Era ali que muitas moças escolhiam seus namorados e muitos casamentos começaram sob o som da banda tocando ao ar livre.

 

As mães mais zelosas costumavam advertir as filhas contra os aviadores e representantes comerciais, considerados excessivamente namoradores e sem paradeiro certo.

 

Assim era a rua em dia de descanso.

 

Menos apressada, mais silenciosa e cheia de lembranças.

 

Talvez por isso ela ainda caminha comigo, mesmo quando já não passo por ela.

 

Gabriel Novis Neves

07-06-2026





TERRA MOLHADA

 

Quem viveu na Cuiabá das ruas sem pavimentação conhece um perfume impossível de esquecer.

 

Bastavam os primeiros pingos de chuva para surgir o cheiro da terra molhada, anunciando o alívio do calor e a chegada de momentos mais amenos.

 

As crianças corriam para as janelas, os adultos levantavam os olhos para o céu e a cidade parecia respirar diferente.

 

Era uma sensação simples, mas capaz de transformar o humor das pessoas.

 

Algumas lembranças permanecem vivas justamente porque chegam acompanhadas de aromas que nunca abandonam a memória.

 

Hoje moro em uma rua pavimentada, no vigésimo andar de um edifício.

 

Muitas vezes fico sabendo que choveu pela internet, sem ouvir o tamborilar das gotas nem sentir o perfume que subia da terra encharcada.

 

Aquele aroma dos pingos de chuva caindo sobre o chão batido da minha infância continua guardado dentro de mim, como uma fotografia invisível que o tempo não conseguiu apagar.

 

Como gostaria de compartilhar com meus netos e bisnetos o cheiro da chuva no chão de terra, tão diferente dos perfumes artificiais que nos cercam hoje!

 

Depois das pancadas de chuva que refrescavam a cidade, nada era mais prazeroso para os meninos do que correr para o córrego da Prainha, levando consigo a alegria de viver e aquele perfume inesquecível espalhado pelo ar.
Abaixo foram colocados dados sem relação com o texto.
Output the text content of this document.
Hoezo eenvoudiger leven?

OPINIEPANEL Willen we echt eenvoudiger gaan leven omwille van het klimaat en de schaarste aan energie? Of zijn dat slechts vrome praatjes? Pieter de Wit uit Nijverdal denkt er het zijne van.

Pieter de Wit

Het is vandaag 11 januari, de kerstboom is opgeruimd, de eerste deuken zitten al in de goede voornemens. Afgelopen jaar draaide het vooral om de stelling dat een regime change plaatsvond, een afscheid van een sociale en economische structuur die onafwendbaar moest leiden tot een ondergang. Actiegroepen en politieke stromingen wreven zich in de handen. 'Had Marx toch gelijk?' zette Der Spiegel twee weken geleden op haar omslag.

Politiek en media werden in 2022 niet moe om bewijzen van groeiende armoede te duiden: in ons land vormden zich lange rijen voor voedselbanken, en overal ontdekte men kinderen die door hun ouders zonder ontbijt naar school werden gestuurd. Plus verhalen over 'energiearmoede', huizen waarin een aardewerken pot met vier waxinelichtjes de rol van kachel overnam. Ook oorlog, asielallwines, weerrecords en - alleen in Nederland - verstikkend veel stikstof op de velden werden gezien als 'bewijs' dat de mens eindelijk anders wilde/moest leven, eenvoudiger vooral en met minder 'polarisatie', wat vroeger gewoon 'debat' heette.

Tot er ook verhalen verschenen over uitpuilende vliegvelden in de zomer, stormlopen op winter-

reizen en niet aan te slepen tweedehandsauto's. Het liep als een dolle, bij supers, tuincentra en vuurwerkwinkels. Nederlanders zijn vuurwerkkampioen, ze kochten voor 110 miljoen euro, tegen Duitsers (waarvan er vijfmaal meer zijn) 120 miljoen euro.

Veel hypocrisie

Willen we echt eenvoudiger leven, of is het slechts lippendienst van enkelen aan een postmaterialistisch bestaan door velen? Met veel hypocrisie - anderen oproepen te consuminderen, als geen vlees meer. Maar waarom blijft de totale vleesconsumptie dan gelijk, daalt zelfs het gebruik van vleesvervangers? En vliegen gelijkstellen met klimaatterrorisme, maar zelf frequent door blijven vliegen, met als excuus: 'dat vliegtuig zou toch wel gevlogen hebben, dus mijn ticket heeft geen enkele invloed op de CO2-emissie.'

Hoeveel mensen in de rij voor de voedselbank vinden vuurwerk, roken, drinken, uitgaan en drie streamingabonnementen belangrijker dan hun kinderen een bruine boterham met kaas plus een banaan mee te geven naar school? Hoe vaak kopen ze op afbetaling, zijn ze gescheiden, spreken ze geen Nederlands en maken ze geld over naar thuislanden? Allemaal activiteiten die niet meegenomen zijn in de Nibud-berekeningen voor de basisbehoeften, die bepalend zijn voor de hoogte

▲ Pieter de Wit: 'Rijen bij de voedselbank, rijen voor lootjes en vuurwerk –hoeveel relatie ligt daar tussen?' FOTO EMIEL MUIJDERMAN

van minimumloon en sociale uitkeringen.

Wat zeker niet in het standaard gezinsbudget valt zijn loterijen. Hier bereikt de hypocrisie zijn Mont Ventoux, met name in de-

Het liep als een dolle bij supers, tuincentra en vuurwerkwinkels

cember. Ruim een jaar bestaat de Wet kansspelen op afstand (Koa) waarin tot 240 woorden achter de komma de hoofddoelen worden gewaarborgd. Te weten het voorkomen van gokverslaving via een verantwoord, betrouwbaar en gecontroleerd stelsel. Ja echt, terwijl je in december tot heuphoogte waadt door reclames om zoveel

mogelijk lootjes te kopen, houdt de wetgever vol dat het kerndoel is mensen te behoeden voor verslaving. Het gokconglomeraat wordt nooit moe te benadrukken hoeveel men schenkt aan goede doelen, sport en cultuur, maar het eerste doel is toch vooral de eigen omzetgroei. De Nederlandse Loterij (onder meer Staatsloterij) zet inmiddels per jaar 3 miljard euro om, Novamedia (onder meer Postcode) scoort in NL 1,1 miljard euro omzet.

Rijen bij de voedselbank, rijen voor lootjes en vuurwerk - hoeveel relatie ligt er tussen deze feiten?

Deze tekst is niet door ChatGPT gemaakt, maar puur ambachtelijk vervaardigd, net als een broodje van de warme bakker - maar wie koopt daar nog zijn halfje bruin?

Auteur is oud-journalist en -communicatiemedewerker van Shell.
Às vezes me pergunto por que crescemos, por que as cidades se modernizam, se tantas coisas simples e belas acabam ficando para trás.

 

Eu daria muito para voltar a ser criança por algumas horas e caminhar novamente pelas ruas de chão batido da minha pequena Cuiabá.

 

Recordo as crianças nas janelas observando a chuva cair, o calorão desaparecendo aos poucos, as conversas do meu pai sobre as enchentes do rio Cuiabá e a movimentação que a chuva provocava na cidade.

 

O bar ficava cheio.

 

As mesas eram ocupadas por fregueses que aproveitavam a pausa forçada para conversar.

 

Muitas visitas acabavam ficando para o jantar, enquanto esperavam a chuva passar.

 

Já o ponto de taxi ao lado do bar esvaziava-se rapidamente, levando para casa aqueles que não queriam enfrentar as ruas molhadas.

 

Tudo isso pertence ao passado.

 

Mas o perfume da terra úmida, despertado pelas primeiras gotas de chuva, continua intacto.

 

Não existe mais nas ruas da cidade como antigamente.

 

Hoje ele vive apenas na memória.

 

E talvez seja justamente por isso que tenha se tornado tão precioso.